Model Pembelajaran Kooperatif tipe Jigsaw

1.1  Pembelajaran Kooperatif
Pembelajaran yang bernaung dalam teori konstruktivis adalah kooperatif. Pembelajaran kooperatif muncul dari konsep bahwa siswa akan lebih mudah menemukan dan memahami konsep yang sulit jika mereka saling berdiskusi dengan temannya siswa secara rutin bekerja dalam kelompok untuk saling membantu memecahkan masalah-masalah yang kompleks. Isjoni (2010:15) mengemukakan cooperative learning berasal dari kata cooperative yang artinya mengerjakan sesuatu secara bersama-sama dengan saling membantu satu sama lainsebagai satu kelompok.
Lasmawan (2010:296) menyatakan bahwa “model pembelajaran cooperative learning adalah salah satu model pembelajaran yang menempatkan siswa sebagai subjek pembelajaran. Sedangkan Ibrahim (2001) menyatakan bahwa model pembelajaran kooperatif dikembangkan untuk mencapai tiga macam tujuan pembelajaran, yaitu: hasil belajar akademik; penerimaan terhadap keragaman; dan pengembangan terhadap keterampilan sosial. Pembelajaran  kooperatif dalam tujuan untuk mencapai hasil belajar akademik, dapat meningkatkan kinerja siswa dalam tugas-tugas akademik.
Di dalam kelas kooperatif siswa belajar bersama dalam kelompok-kelompok kecil yang terdiri dari 4-5 orang siswa yang sederajat tetapi heterogen, kemampuan, jenis kelamin, suku/ras, dan satu sama lain saling membantu. Tujuan dibentuknya kelompok tersebut adalah untuk memberikan kesempatan pada semua siswa untuk dapat terlibat secara aktif dalam proses berpikir dan kegiatan belajar.

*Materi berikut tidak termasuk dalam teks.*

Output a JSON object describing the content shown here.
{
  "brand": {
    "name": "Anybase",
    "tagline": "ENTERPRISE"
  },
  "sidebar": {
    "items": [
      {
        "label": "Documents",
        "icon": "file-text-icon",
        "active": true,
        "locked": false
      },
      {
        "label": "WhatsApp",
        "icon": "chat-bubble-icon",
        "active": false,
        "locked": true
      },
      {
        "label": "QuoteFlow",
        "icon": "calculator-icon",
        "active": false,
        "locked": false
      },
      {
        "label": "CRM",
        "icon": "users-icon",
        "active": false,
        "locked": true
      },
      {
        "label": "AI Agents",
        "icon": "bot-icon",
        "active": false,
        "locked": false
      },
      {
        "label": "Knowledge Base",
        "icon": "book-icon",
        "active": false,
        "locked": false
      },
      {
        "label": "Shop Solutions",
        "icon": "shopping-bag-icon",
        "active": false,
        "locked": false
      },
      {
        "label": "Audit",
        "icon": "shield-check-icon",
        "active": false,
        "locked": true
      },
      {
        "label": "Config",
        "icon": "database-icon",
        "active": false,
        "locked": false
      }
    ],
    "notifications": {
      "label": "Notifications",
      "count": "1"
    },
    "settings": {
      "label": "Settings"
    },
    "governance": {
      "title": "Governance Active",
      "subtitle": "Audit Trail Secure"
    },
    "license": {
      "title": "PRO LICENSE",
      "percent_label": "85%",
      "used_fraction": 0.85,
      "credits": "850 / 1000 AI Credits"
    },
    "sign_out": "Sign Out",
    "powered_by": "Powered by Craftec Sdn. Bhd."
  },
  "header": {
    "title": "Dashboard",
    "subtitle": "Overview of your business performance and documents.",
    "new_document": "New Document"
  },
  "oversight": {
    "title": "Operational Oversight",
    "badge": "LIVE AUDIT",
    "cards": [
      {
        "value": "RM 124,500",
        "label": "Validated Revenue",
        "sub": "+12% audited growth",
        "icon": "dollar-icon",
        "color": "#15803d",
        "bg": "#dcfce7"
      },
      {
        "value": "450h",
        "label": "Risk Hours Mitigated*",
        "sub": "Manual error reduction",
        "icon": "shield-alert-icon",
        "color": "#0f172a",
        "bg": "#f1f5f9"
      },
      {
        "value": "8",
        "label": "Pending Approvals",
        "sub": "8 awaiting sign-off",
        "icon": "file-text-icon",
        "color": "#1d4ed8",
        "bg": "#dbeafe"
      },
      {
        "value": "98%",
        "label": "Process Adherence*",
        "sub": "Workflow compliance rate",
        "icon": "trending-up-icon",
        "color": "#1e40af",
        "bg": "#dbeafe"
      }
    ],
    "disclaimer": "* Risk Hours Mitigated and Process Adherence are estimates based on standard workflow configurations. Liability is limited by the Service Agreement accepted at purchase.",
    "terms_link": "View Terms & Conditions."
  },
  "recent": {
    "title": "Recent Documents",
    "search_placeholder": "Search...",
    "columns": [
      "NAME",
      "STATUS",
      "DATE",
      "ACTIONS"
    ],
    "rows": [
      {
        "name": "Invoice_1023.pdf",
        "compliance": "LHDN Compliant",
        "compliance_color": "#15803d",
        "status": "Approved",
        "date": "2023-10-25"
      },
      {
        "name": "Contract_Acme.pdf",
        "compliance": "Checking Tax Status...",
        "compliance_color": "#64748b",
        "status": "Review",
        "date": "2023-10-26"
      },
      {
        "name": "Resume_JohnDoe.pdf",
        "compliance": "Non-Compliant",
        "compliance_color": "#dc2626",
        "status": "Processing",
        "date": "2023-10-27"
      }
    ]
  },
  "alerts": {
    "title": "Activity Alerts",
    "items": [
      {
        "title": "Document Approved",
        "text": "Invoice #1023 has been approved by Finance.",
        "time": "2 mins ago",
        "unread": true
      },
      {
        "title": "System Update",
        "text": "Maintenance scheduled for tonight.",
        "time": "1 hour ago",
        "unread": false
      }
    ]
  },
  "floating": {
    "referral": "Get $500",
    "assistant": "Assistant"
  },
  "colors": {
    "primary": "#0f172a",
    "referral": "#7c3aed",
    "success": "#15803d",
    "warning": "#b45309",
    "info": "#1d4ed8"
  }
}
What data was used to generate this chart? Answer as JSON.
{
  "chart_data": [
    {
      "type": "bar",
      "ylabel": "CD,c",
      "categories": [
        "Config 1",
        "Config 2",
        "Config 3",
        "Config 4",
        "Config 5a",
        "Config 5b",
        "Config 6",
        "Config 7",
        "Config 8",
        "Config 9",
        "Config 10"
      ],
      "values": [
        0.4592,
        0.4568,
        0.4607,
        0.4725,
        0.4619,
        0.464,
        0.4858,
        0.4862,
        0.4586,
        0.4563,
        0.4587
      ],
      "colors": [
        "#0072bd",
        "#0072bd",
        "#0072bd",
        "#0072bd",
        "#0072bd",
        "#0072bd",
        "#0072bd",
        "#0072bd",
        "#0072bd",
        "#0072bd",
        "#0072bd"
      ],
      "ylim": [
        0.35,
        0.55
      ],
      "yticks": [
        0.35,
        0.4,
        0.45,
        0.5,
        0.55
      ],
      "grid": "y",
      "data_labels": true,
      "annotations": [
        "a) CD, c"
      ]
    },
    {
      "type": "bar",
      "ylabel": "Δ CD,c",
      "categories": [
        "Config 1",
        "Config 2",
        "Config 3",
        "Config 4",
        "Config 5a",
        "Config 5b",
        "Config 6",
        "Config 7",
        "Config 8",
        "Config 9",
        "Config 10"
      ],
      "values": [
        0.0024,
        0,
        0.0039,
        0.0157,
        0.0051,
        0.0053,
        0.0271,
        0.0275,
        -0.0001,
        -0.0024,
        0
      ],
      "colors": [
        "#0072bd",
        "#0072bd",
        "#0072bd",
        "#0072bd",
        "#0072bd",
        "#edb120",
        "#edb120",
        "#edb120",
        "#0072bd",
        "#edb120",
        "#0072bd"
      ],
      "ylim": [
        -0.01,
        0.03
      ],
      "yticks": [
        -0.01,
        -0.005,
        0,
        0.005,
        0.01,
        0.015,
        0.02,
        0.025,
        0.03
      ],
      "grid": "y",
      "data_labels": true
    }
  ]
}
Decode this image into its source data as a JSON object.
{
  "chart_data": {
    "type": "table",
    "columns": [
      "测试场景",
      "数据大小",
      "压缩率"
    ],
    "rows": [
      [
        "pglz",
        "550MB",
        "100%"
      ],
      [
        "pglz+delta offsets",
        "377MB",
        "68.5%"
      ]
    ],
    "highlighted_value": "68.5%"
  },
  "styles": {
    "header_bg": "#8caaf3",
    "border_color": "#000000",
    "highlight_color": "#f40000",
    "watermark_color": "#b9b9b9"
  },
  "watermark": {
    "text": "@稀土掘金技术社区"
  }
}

Selama bekerja dalam kelompok, tugas anggota kelompok adalah mencapai ketuntasan materi yang disajikan oleh guru, dan saling membantu teman sekelompoknya untuk mencapai ketuntasan belajar (Trianto, 2007: 41).
Roger dan david Jhonson (dalam Lie, 2007:31) menyatakan bahwa”tidak semua kerja kelompok bisa dianggap pembelajaran kooperatif. Untuk mencapai hasil yang maksimal, lima unsure model pembelajaran kooperatif harus diterapkan yaitu: (1) saling ketergantungan positif, (2) tanggungjawab perseorangan, (3) tatap muka, (4) komunikasi antar kelompok, (5) evaluasi proses kelompok”.
Pengalaman sosial seseorang akan tumbuh melalui percakapan-percakapan bermakna yang dilakukannya dengan teman sebaya. Hal ini berarti model pembelajaran kooperatif merupakan suatu teori pembelajaran yang bertitik tolak pada penerapan keterampilan-keterampilan sosial yang ada. Sehingga memungkinkan siswa untuk mencapai tujuan secara bersama-sama, karena dalam diri siswa terdapat asumsi bahwa tujuan pembelajaran tidak akan tercapai bila siswa lain belum mencapai tujuan tersebut.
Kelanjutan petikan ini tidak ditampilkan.